The St. Cloud program was launched in 1996, when medical student interest in family medicine was at a high mark. At the time, 73 percent of the 3,167 positions offered nationally were being filled by graduates of U.S. schools. In the 2006 match, U.S. graduates filled 42 percent of the 2,727 spots offered."
Also, see table 1(page 11) of the match results:
http://www.nrmp.org/data/resultsanddata2011.pdf
Family Medicine had 78 unfilled programs. If you discard "preliminary" PGY-1 positions, then the next highest was pathology with only 25.
And from Table 2:
Specialty: Family Medicine
Number of positions: 2,708
Number filled: 2,555
US senior: 1,301
US grad: 90
Osteo: 291
Canadian: 0
5th Pathway: 8
US IMG: 502
Non-US IMG: 363
Unfilled: 153
Clearly there are plenty more spots for US allo grads if they wanted them. Problem is they just aren't going into them.

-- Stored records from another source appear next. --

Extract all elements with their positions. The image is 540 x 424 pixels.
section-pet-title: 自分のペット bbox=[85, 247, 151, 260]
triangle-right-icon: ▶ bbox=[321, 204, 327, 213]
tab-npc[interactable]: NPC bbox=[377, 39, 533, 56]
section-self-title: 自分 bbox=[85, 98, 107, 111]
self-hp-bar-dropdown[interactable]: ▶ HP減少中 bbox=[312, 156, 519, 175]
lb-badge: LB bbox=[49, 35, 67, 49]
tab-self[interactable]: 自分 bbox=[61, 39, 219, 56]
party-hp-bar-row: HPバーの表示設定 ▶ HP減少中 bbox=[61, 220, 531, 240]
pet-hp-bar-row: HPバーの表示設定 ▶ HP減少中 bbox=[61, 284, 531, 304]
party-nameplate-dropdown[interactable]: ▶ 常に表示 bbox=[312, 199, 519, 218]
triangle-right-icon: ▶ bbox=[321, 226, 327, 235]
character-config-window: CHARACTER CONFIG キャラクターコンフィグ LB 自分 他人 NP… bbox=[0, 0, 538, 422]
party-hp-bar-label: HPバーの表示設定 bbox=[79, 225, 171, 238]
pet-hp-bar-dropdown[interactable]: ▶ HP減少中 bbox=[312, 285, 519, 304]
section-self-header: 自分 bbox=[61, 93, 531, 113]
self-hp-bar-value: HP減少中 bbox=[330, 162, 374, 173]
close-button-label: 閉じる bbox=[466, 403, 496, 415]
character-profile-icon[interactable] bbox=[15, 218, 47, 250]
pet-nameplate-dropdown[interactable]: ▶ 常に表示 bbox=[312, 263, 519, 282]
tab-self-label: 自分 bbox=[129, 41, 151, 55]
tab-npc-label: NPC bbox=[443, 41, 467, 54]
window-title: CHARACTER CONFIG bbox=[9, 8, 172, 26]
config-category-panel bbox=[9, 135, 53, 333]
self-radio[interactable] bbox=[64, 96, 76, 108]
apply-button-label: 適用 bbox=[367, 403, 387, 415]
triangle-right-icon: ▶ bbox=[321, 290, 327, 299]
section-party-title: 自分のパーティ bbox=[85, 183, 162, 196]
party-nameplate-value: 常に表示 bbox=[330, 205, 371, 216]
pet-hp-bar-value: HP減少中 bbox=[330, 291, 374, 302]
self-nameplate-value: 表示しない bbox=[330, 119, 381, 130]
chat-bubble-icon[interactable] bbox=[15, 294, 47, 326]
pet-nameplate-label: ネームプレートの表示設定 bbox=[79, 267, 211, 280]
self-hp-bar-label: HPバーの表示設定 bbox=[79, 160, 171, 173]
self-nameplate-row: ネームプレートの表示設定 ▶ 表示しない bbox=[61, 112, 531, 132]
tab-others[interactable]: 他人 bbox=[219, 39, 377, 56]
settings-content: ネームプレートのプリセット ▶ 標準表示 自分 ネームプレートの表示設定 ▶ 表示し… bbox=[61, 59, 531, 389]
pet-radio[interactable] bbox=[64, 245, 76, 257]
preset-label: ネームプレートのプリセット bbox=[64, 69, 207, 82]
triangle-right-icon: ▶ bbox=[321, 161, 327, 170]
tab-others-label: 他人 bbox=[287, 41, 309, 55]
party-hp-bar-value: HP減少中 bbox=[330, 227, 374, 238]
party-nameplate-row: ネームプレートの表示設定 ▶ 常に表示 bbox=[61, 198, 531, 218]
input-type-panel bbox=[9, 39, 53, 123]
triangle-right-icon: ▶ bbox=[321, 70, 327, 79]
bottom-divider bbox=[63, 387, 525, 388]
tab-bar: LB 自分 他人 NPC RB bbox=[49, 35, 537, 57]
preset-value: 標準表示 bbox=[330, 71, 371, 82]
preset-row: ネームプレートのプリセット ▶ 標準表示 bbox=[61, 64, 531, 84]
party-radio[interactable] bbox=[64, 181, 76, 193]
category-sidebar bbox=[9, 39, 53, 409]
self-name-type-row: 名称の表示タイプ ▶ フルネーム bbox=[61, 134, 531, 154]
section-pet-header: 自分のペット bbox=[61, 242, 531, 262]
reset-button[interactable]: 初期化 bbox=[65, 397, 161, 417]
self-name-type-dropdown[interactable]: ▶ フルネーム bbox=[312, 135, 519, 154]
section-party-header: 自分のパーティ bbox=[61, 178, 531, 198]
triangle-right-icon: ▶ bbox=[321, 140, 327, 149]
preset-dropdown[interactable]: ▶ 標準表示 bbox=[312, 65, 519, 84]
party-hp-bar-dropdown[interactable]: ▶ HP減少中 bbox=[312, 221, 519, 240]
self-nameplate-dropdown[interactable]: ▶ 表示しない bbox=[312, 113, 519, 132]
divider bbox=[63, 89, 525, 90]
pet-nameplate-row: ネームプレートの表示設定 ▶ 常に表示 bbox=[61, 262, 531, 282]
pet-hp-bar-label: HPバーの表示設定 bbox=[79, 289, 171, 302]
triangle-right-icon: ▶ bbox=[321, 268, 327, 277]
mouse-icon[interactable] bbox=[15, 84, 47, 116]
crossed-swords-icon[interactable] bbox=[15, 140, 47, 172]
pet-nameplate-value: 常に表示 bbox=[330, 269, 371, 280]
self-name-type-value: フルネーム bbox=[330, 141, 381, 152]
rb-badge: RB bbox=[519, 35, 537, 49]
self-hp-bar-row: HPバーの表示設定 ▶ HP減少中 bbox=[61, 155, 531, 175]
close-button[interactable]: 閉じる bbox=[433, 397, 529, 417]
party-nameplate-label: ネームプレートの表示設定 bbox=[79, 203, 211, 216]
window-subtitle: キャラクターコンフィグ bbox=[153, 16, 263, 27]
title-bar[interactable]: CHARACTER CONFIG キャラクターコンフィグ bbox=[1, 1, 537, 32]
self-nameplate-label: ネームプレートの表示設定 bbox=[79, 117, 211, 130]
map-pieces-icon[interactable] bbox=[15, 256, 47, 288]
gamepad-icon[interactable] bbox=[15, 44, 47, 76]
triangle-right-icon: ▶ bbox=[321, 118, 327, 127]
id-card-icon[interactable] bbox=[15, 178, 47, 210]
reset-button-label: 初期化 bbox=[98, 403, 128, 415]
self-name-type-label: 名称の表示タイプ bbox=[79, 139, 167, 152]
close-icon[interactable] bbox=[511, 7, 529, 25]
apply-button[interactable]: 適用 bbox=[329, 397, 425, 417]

I really think we need more schools that are STRICTLY primary care. I don't mean schools like UW that focus on primary care, but you could lie about your intentions then make use of the schools high standing to get into a competitive specialty residency. I mean schools that would only allow you to go into primary care specialties. That way, students who enter those schools will already know they are going there to become primary care physicians, and we can have them fill up those residency spots rather than have them trained elsewhere where there is less oversight on the quality of education (I heard a med school dean state in no uncertain terms that most caribbean schools were just extended USMLE prep courses that do a substandard job of training physicians, but just collect their money and do what they need to get the ones that actually graduate into just any residency). To some extent DO schools fill this niche (again, please no one flame me for this. I'm not pissing on DO schools, I'm just being real about the match statistics). But if it were said straight up from the beginning that if you come here you WILL go into primary care, that would make the process much simpler. Plus, then these schools should have much lower tuition (not the case for DO schools), which is psychologically more appealing than higher tuition which you are told will be forgiven.